Russian Direct Investment Fund CEO Kirill Dmitriev said Saturday that Moody's upgrade of the outlook on the Russian government bond is "positive," but its rating on the Russian assets is still "politicized."
"The outlook upgrade is positive, but Moody's underestimates the positive trends in the Russian economy," Dmitriev was quoted by RIA Novosti news agency as saying.
"If the decisions of rating agencies were not so politicized, Moody's should have changed the rating itself, not just the outlook," he said.
Moody's said earlier it continued the junk rating for Russia's government bond but has upgraded the outlook on such assets from negative to stable due to some improvements.
The Russian government has taken measures to reduce its dependence on oil and gas revenues, and the national economy has been recovering after a nearly two-year-long recession, the rating agency explained.
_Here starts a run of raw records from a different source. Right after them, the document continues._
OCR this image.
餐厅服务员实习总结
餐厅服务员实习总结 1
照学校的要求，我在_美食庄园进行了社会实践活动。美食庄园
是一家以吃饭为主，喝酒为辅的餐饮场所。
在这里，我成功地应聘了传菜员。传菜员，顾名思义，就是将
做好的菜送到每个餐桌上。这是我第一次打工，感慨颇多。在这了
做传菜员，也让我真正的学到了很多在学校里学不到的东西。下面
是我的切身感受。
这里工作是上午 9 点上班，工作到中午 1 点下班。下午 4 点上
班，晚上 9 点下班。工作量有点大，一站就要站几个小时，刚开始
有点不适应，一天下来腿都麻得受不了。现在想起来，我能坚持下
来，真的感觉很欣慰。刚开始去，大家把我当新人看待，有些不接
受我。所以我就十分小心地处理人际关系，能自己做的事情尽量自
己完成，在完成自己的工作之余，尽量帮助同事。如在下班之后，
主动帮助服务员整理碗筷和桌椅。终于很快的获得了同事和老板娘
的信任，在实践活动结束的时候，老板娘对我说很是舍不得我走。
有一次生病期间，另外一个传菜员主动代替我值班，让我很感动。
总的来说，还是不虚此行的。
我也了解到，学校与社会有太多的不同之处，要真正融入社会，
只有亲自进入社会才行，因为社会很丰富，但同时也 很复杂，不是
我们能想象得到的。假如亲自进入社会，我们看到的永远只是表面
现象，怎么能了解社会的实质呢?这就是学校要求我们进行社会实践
However, it maintained Russia's Ba1 rating (the best in its junk category) mainly due to Moscow's delay of implementing "a long-promised set of structural reforms" and its "high susceptibility to geopolitical risk."
Moody's said it may lift Russia out of junk rating if the government moves to address economic and fiscal vulnerability and raise growth potential.
In April 2016, Moody's confirmed Russia's Ba1 rating and assigned a negative outlook to reflect the risk of further erosion of the government's fiscal savings in the context of weak oil prices.